While it might have inspired innovation, there is SPARC ADI that predates it, with Apple's PAC, Microsoft's Pluton, and ARM's MTE already being deployed on some systems.

Still looking forward to CHERI ideas to go mainstream though.

Only Intel and AMD keep messing up their attempts to hardware memory tagging, for several decades now, starting with iAPX 432.

[nanolith]

At this point, I think that Intel and AMD have designed processors that are hostile toward security and process isolation. The amount of work required by an OS designer to work around the default insecure and leaky behavior of these processors is staggering. Worse, there is always the temptation to optimize performance by turning off these mitigations.

Perhaps that's why I enjoy working on microcontrollers and firmware.

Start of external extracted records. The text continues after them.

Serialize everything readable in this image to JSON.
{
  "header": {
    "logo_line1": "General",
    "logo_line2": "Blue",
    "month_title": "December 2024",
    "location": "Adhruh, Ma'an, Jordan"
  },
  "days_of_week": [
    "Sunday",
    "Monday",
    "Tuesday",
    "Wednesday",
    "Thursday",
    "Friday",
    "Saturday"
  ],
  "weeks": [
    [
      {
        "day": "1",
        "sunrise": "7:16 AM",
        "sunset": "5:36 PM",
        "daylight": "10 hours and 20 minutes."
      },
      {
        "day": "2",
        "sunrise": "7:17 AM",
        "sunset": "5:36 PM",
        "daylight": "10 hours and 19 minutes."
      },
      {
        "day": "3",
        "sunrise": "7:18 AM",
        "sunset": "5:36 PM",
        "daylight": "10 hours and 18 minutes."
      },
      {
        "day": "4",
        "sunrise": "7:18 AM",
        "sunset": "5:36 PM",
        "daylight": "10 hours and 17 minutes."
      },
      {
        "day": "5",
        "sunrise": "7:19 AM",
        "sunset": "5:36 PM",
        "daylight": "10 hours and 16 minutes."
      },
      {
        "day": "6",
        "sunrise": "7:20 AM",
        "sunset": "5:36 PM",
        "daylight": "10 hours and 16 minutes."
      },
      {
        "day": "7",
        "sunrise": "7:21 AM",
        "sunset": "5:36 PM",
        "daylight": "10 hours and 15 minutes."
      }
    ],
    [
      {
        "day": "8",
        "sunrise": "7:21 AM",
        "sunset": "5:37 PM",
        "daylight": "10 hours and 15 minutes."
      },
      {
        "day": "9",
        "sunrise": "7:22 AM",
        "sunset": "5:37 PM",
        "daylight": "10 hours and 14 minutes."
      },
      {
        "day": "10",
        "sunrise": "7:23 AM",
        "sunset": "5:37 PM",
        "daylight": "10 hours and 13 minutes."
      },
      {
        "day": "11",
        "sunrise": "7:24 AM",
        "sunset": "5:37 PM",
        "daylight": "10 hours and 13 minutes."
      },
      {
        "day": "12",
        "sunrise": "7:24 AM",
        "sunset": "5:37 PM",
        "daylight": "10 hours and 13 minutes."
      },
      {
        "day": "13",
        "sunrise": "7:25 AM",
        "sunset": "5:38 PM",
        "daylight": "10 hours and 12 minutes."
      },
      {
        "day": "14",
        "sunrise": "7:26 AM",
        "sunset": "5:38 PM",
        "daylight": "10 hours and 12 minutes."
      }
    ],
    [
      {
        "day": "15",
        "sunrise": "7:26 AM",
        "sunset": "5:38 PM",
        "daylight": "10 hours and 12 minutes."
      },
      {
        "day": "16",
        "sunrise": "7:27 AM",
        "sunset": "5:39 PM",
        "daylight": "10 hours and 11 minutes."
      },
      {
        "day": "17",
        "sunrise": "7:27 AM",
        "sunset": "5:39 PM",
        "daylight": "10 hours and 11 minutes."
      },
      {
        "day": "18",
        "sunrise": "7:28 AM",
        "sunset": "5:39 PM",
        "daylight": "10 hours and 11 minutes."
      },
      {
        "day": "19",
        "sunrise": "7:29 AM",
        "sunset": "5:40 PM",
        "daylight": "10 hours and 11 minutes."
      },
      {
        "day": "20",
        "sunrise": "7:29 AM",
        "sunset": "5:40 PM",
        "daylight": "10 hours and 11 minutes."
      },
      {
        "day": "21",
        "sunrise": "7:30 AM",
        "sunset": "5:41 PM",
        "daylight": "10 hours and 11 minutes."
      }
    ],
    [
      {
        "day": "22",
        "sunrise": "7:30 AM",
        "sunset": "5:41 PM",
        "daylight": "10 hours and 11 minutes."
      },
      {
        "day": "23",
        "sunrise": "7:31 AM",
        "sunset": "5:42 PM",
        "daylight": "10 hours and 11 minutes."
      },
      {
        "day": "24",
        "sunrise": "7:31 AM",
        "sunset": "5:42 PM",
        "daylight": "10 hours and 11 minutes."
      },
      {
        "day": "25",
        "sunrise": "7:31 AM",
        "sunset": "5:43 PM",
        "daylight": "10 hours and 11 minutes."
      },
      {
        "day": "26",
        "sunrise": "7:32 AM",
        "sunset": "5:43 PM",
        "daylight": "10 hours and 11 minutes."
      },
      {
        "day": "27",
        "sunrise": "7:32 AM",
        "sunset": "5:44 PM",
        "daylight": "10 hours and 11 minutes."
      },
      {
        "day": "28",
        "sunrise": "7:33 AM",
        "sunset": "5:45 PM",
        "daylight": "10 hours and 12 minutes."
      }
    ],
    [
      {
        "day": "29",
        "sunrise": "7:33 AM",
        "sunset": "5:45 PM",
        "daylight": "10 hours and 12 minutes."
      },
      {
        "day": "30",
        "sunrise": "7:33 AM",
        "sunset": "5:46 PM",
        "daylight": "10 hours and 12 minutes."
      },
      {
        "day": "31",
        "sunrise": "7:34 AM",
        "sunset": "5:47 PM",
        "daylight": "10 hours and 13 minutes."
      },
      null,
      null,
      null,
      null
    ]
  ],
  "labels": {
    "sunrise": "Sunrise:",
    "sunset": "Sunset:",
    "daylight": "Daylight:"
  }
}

Yeah, there are potential CPU attacks on these, but it's much easier to manage mitigations, and these mitigations don't come with steep performance penalty trade-offs.

[pstuart]

Would the evolutionary approach be an advantage in allowing existing code bases to run with minimal modifications? So not perfect but safer than linux with minimal effort?

[nanolith]

I think that it's difficult to quantify whether X is safer than Y. Instead, we should look at what safety measures X or Y have in place, and whether these can be reasonably improved. Certainly, a single comment on a forum would do this topic a disservice.

OpenBSD has clearly been in the business of making small improvements with each release. This model has worked for them, but it has also been part of what makes them controversial. I trust OpenBSD for my personal servers and my travel laptop. I use it as a build target for my projects.

That being said, do I think that people should switch from Linux to OpenBSD? I wouldn't do this purely for security, because Linux has not been sitting still either. But, I think it's definitely a good idea to take lessons that OpenBSD has taught when configuring a Linux server: disable things you don't need, use the most aggressively secure options for services you provide, and add as much isolation between pieces that you can. Regardless of which OS you choose, you should spend time familiarizing yourself with what is required to harden the security for servers you make available with a public IP address.

OpenBSD's "secure by default" idea is great until you need to enable a service, which widens its attack surface. Doing this safely requires research and knowledge. In this way, I don't think that OpenBSD is much different than the average Linux distribution. I openly admit that I like OpenBSD, but I don't want to steer people the wrong way by claiming that they would be safer using it. In fact, blindly switching operating systems could make folks less safe, because they will probably use the new operating system incorrectly. Instead, study and experiment.